Let's start with an example. Boxing is often scored after the 10-point-must-system.

The most widely used scoring system since the mid-twentieth century is the "10-point must system", so named because a judge "must" award ten points to at least one fighter each round (before deductions for fouls). Most rounds are scored 10-9, with 10 points for the fighter who won the round, and 9 points for the fighter the judge believes lost the round. If a round is judged to be even, it is scored 10-10. For each knockdown in a round, the judge deducts an additional point from the fighter knocked down, resulting in a 10-8 score if there is one knockdown or a 10-7 score if there are two knockdowns. If the referee instructs the judges to deduct a point for a foul, this deduction is applied after the preliminary computation. So, if a fighter wins a round, but is penalized for a foul, the score changes from 10-9 to 9-9. If that same fighter scored a knockdown in the round, the score would change from 10-8 in his favor to 9-8.,

As long as I don't miss something it would be exactly the same with just smaller numbers. You would get the same results with for example 3, 2, 1, 0. Boxer A wins two rounds with 10, looses a round with 9 and one with 8. Boxer B looses two times with 8 and wins two times with 10 accordingly. It doesn't really matter if Boxer A wins with 37 (10 + 10 + 9 + 8) or 9 (3 + 3 + 2 + 1) since Boxer B has either 36 (8 + 8 + 10 + 10) or 8 (1 + 1 + 3 + 3).

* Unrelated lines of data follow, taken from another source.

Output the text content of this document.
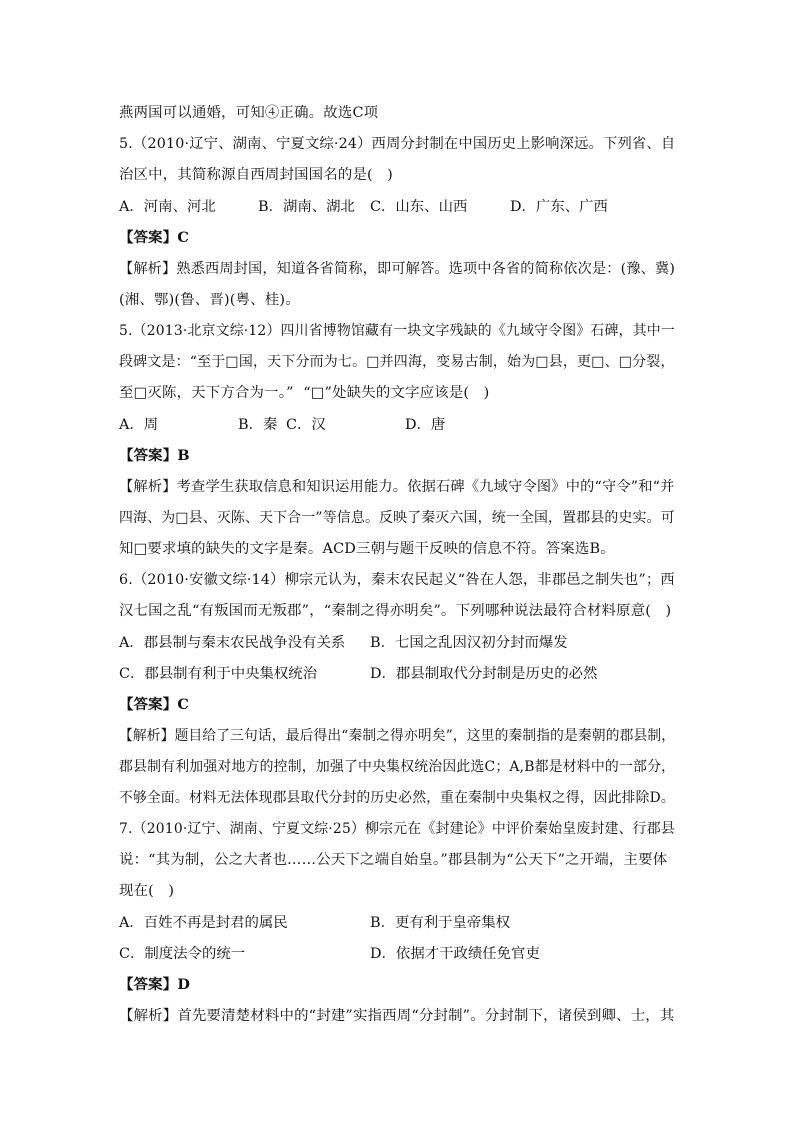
燕两国可以通婚，可知④正确。故选C项
5.（2010·辽宁、湖南、宁夏文综·24）西周分封制在中国历史上影响深远。下列省、自
治区中，其简称源自西周封国国名的是(   )
A．河南、河北	B．湖南、湖北 C．山东、山西	D．广东、广西
【答案】C
【解析】熟悉西周封国，知道各省简称，即可解答。选项中各省的简称依次是：(豫、冀)
(湘、鄂)(鲁、晋)(粤、桂)。
5.（2013·北京文综·12）四川省博物馆藏有一块文字残缺的《九域守令图》石碑，其中一
段碑文是：“至于□国，天下分而为七。□并四海，变易古制，始为□县，更□、□分裂，
至□灭陈，天下方合为一。”  “□”处缺失的文字应该是(   )
A．周	B．秦 C．汉	D．唐
【答案】B
【解析】考查学生获取信息和知识运用能力。依据石碑《九域守令图》中的“守令”和“并
四海、为□县、灭陈、天下合一”等信息。反映了秦灭六国，统一全国，置郡县的史实。可
知□要求填的缺失的文字是秦。ACD三朝与题干反映的信息不符。答案选B。
6.（2010·安徽文综·14）柳宗元认为，秦末农民起义“咎在人怨，非郡邑之制失也”；西
汉七国之乱“有叛国而无叛郡”，“秦制之得亦明矣”。下列哪种说法最符合材料原意(   )
A．郡县制与秦末农民战争没有关系 B．七国之乱因汉初分封而爆发
C．郡县制有利于中央集权统治	D．郡县制取代分封制是历史的必然
【答案】C
【解析】题目给了三句话，最后得出“秦制之得亦明矣”，这里的秦制指的是秦朝的郡县制，
郡县制有利加强对地方的控制，加强了中央集权统治因此选C；A,B都是材料中的一部分，
不够全面。材料无法体现郡县取代分封的历史必然，重在秦制中央集权之得，因此排除D。
7.（2010·辽宁、湖南、宁夏文综·25）柳宗元在《封建论》中评价秦始皇废封建、行郡县
说：“其为制，公之大者也……公天下之端自始皇。”郡县制为“公天下”之开端，主要体
现在(   )
A．百姓不再是封君的属民	B．更有利于皇帝集权
C．制度法令的统一	D．依据才干政绩任免官吏
【答案】D
【解析】首先要清楚材料中的“封建”实指西周“分封制”。分封制下，诸侯到卿、士，其
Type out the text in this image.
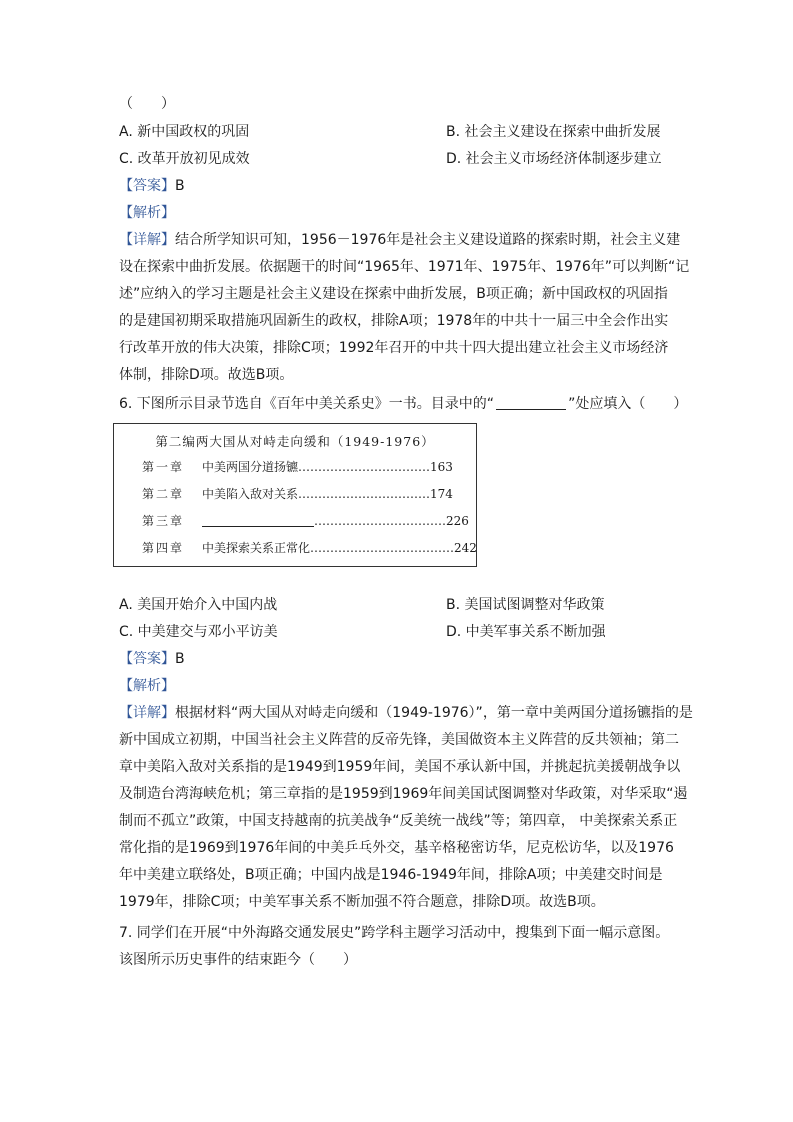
（　　）
A. 新中国政权的巩固	B. 社会主义建设在探索中曲折发展
C. 改革开放初见成效	D. 社会主义市场经济体制逐步建立
【答案】B
【解析】
【详解】结合所学知识可知，1956－1976年是社会主义建设道路的探索时期，社会主义建
设在探索中曲折发展。依据题干的时间“1965年、1971年、1975年、1976年”可以判断“记
述”应纳入的学习主题是社会主义建设在探索中曲折发展，B项正确；新中国政权的巩固指
的是建国初期采取措施巩固新生的政权，排除A项；1978年的中共十一届三中全会作出实
行改革开放的伟大决策，排除C项；1992年召开的中共十四大提出建立社会主义市场经济
体制，排除D项。故选B项。
6. 下图所示目录节选自《百年中美关系史》一书。目录中的“	”处应填入（　　）
第二编两大国从对峙走向缓和（1949-1976）
第一章 中美两国分道扬镳……………………………163
第二章 中美陷入敌对关系……………………………174
第三章	……………………………226
第四章 中美探索关系正常化………………………………242
A. 美国开始介入中国内战	B. 美国试图调整对华政策
C. 中美建交与邓小平访美	D. 中美军事关系不断加强
【答案】B
【解析】
【详解】根据材料“两大国从对峙走向缓和（1949-1976）”，第一章中美两国分道扬镳指的是
新中国成立初期，中国当社会主义阵营的反帝先锋，美国做资本主义阵营的反共领袖；第二
章中美陷入敌对关系指的是1949到1959年间，美国不承认新中国，并挑起抗美援朝战争以
及制造台湾海峡危机；第三章指的是1959到1969年间美国试图调整对华政策，对华采取“遏
制而不孤立”政策，中国支持越南的抗美战争“反美统一战线”等；第四章， 中美探索关系正
常化指的是1969到1976年间的中美乒乓外交，基辛格秘密访华，尼克松访华，以及1976
年中美建立联络处，B项正确；中国内战是1946-1949年间，排除A项；中美建交时间是
1979年，排除C项；中美军事关系不断加强不符合题意，排除D项。故选B项。
7. 同学们在开展“中外海路交通发展史”跨学科主题学习活动中，搜集到下面一幅示意图。
该图所示历史事件的结束距今（　　）
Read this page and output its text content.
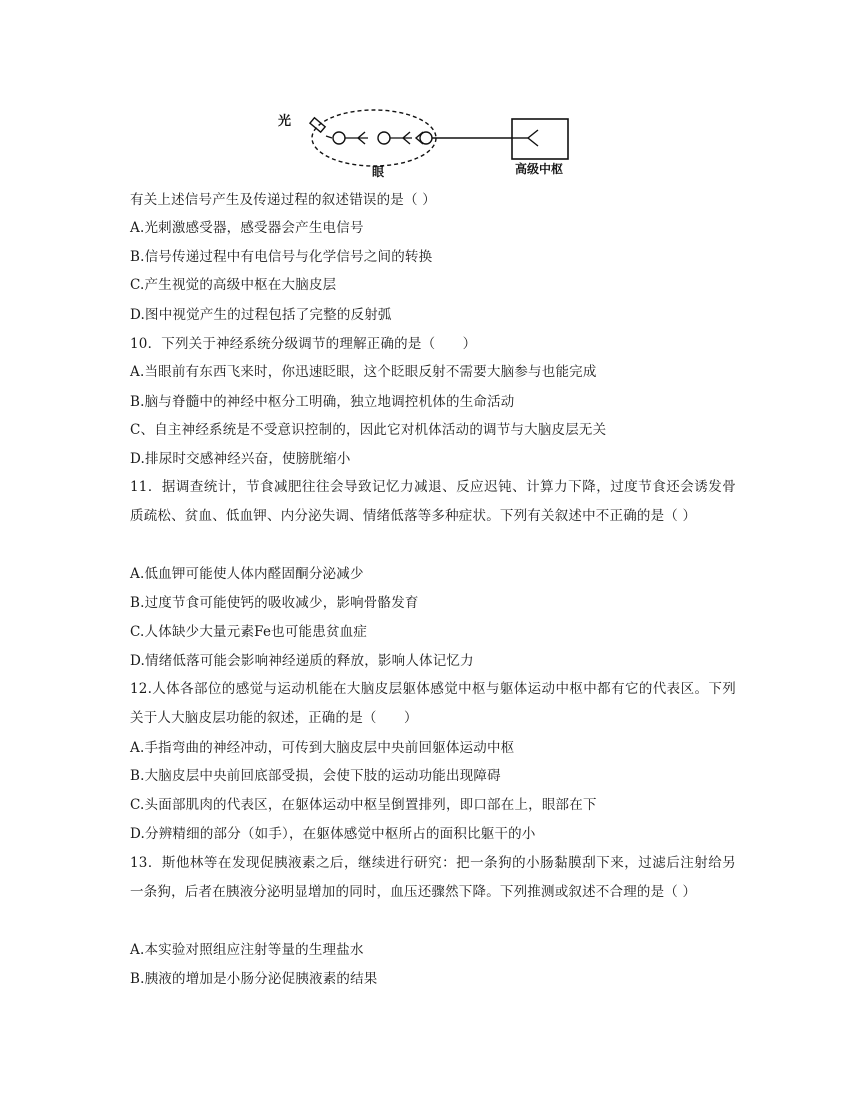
光
眼	高级中枢
有关上述信号产生及传递过程的叙述错误的是（ ）
A.光刺激感受器，感受器会产生电信号
B.信号传递过程中有电信号与化学信号之间的转换
C.产生视觉的高级中枢在大脑皮层
D.图中视觉产生的过程包括了完整的反射弧
10．下列关于神经系统分级调节的理解正确的是（　　）
A.当眼前有东西飞来时，你迅速眨眼，这个眨眼反射不需要大脑参与也能完成
B.脑与脊髓中的神经中枢分工明确，独立地调控机体的生命活动
C、自主神经系统是不受意识控制的，因此它对机体活动的调节与大脑皮层无关
D.排尿时交感神经兴奋，使膀胱缩小
11．据调查统计，节食减肥往往会导致记忆力减退、反应迟钝、计算力下降，过度节食还会诱发骨质疏松、贫血、低血钾、内分泌失调、情绪低落等多种症状。下列有关叙述中不正确的是（ ）
A.低血钾可能使人体内醛固酮分泌减少
B.过度节食可能使钙的吸收减少，影响骨骼发育
C.人体缺少大量元素Fe也可能患贫血症
D.情绪低落可能会影响神经递质的释放，影响人体记忆力
12.人体各部位的感觉与运动机能在大脑皮层躯体感觉中枢与躯体运动中枢中都有它的代表区。下列关于人大脑皮层功能的叙述，正确的是（　　）
A.手指弯曲的神经冲动，可传到大脑皮层中央前回躯体运动中枢
B.大脑皮层中央前回底部受损，会使下肢的运动功能出现障碍
C.头面部肌肉的代表区，在躯体运动中枢呈倒置排列，即口部在上，眼部在下
D.分辨精细的部分（如手），在躯体感觉中枢所占的面积比躯干的小
13．斯他林等在发现促胰液素之后，继续进行研究：把一条狗的小肠黏膜刮下来，过滤后注射给另一条狗，后者在胰液分泌明显增加的同时，血压还骤然下降。下列推测或叙述不合理的是（ ）
A.本实验对照组应注射等量的生理盐水
B.胰液的增加是小肠分泌促胰液素的结果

The most widely used scoring system since the mid-twentieth century is the "3-point must system", so named because a judge "must" award three points to at least one fighter each round (before deductions for fouls). Most rounds are scored 3-2, with 3 points for the fighter who won the round, and 2 points for the fighter the judge believes lost the round. If a round is judged to be even, it is scored 3-3. (...)

This is just an example. I know at least archery* which has a similar "problem". Why do we have such systems? I mean it just increases the numbers but adds no value to the scoreboards.


*) In 3D archery a scoring system like this exists:

  1. Arrow bulls-eye 20, target 16
  2. Arrow bulls-eye 14, target 10
  3. Arrow bulls-eye 8, target 4

A scoring like

  1. Arrow bulls-eye 10, target 8
  2. Arrow bulls-eye 7, target 5
  3. Arrow bulls-eye 4, target 2

Would create exactly the same result.

2

Generally the idea of picking a top score is to start with a "perfect" and knock points off for infractions etc., than to add points for "better" scores - as that could lead to boundless scores.

As to why in your example the numbers are 16, 10, 4 rather than 8, 5 and 2 - the most likely is to provide space for forfeits, which, at 1 point each have less effect on the score than if points were awarded at half the value.

Penalties have more of an effect under UK Archery scoring, which is 10 for the inner ring, down to 1 for the 10th, or outer ring.